According to Sweeney, over the last three years the firm has sent some 2,500 e-mails per month to inform members about how much they're receiving in rebates from TruckersB2B's vendor partners, and to introduce new products. But direct mail has proven more effective, especially given the declining open rates for the e-mailings, she said.

Last year TruckersB2B dropped oversize postcards to 7,000 fleets to promote Wabash National Trailer Corp., which led to a threefold increase in purchases from this company during the following three months, Sweeney said. Truckers B2B also has used co-branded letters and coupon booklets in mailings with vendors such as Michelin, and it got a 3.1% response two years ago to a 14,000-piece coupon mailing that advertised tires from Goodyear Tire & Rubber Co.
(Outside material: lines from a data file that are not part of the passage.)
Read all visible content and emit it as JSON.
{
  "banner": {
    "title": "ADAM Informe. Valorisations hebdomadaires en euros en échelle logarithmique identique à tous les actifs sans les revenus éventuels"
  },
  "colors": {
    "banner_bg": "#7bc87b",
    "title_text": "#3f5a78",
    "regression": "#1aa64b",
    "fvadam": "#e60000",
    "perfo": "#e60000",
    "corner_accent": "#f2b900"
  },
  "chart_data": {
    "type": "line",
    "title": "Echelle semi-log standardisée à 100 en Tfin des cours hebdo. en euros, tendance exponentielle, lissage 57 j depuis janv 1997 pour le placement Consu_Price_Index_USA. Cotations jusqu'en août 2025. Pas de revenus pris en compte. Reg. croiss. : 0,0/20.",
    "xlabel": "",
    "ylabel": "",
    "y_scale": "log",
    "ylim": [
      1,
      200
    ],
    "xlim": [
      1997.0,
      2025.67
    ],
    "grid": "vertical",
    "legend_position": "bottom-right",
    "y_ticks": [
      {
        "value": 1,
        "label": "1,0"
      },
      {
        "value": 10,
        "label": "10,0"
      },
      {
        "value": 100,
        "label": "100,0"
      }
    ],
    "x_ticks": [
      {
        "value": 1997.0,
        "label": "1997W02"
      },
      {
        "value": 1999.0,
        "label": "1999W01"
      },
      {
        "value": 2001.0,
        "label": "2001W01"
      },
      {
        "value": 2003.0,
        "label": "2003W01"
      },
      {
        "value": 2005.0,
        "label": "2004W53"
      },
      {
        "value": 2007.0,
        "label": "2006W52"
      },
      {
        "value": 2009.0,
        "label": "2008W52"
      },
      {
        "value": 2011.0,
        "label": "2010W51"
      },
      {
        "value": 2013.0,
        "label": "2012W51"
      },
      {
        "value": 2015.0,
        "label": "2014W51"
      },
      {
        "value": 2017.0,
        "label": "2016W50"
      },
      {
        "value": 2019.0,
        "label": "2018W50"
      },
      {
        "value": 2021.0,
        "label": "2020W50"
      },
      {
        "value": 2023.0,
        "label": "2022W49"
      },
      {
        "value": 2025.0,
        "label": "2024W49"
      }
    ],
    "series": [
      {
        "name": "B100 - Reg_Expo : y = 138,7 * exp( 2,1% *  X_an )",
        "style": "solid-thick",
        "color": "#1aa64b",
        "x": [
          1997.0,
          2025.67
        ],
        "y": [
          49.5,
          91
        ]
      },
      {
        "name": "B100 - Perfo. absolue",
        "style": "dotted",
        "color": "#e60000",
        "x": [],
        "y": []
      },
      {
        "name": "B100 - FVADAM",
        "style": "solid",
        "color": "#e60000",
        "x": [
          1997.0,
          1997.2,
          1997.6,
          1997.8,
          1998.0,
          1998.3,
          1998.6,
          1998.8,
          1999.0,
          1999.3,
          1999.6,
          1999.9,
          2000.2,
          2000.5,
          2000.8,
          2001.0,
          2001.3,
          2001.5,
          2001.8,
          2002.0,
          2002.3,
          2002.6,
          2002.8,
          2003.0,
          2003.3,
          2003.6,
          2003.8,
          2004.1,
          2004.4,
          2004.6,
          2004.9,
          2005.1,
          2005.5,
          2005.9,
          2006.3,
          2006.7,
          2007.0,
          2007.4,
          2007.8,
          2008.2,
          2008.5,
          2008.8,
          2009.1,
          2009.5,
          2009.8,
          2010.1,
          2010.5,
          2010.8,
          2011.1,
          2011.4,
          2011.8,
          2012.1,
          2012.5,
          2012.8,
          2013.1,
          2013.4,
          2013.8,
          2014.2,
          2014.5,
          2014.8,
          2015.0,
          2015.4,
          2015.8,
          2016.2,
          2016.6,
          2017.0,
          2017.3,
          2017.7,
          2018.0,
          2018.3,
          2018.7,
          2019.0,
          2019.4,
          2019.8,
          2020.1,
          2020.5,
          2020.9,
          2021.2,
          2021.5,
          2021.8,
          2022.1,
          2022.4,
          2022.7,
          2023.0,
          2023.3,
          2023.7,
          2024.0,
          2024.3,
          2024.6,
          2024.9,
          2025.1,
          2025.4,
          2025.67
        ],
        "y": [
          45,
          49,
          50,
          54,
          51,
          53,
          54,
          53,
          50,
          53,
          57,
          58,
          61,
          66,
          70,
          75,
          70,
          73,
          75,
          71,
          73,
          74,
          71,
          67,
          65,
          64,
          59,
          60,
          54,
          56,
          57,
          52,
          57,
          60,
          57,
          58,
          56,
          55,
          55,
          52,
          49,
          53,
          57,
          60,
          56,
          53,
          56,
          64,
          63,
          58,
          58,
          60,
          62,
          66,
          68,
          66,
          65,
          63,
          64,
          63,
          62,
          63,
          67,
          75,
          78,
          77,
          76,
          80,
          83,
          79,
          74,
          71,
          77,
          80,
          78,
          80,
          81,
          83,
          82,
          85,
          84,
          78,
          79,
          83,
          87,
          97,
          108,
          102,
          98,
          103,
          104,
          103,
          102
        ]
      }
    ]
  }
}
That effort, budgeted at less than $50,000, was designed to increase Goodyear's sales and market share among TruckersB2B members while building the group's membership base. The coupons entitled recipients to $20-per-tire rebates on purchases of up to 100 select Goodyear commercial truck tires. In the end, 580 coupons were redeemed for rebates. Of those, 256 came from new members who joined when they used the coupons; the remaining 324 were turned in by existing members.

The mailing piece asked for information like principal contact name, the number of commercial tires and retreads bought within the past year, and whether the recipient used Goodyear tires or a competing brand. Recipients responded via a toll-free telephone number, fax or mail.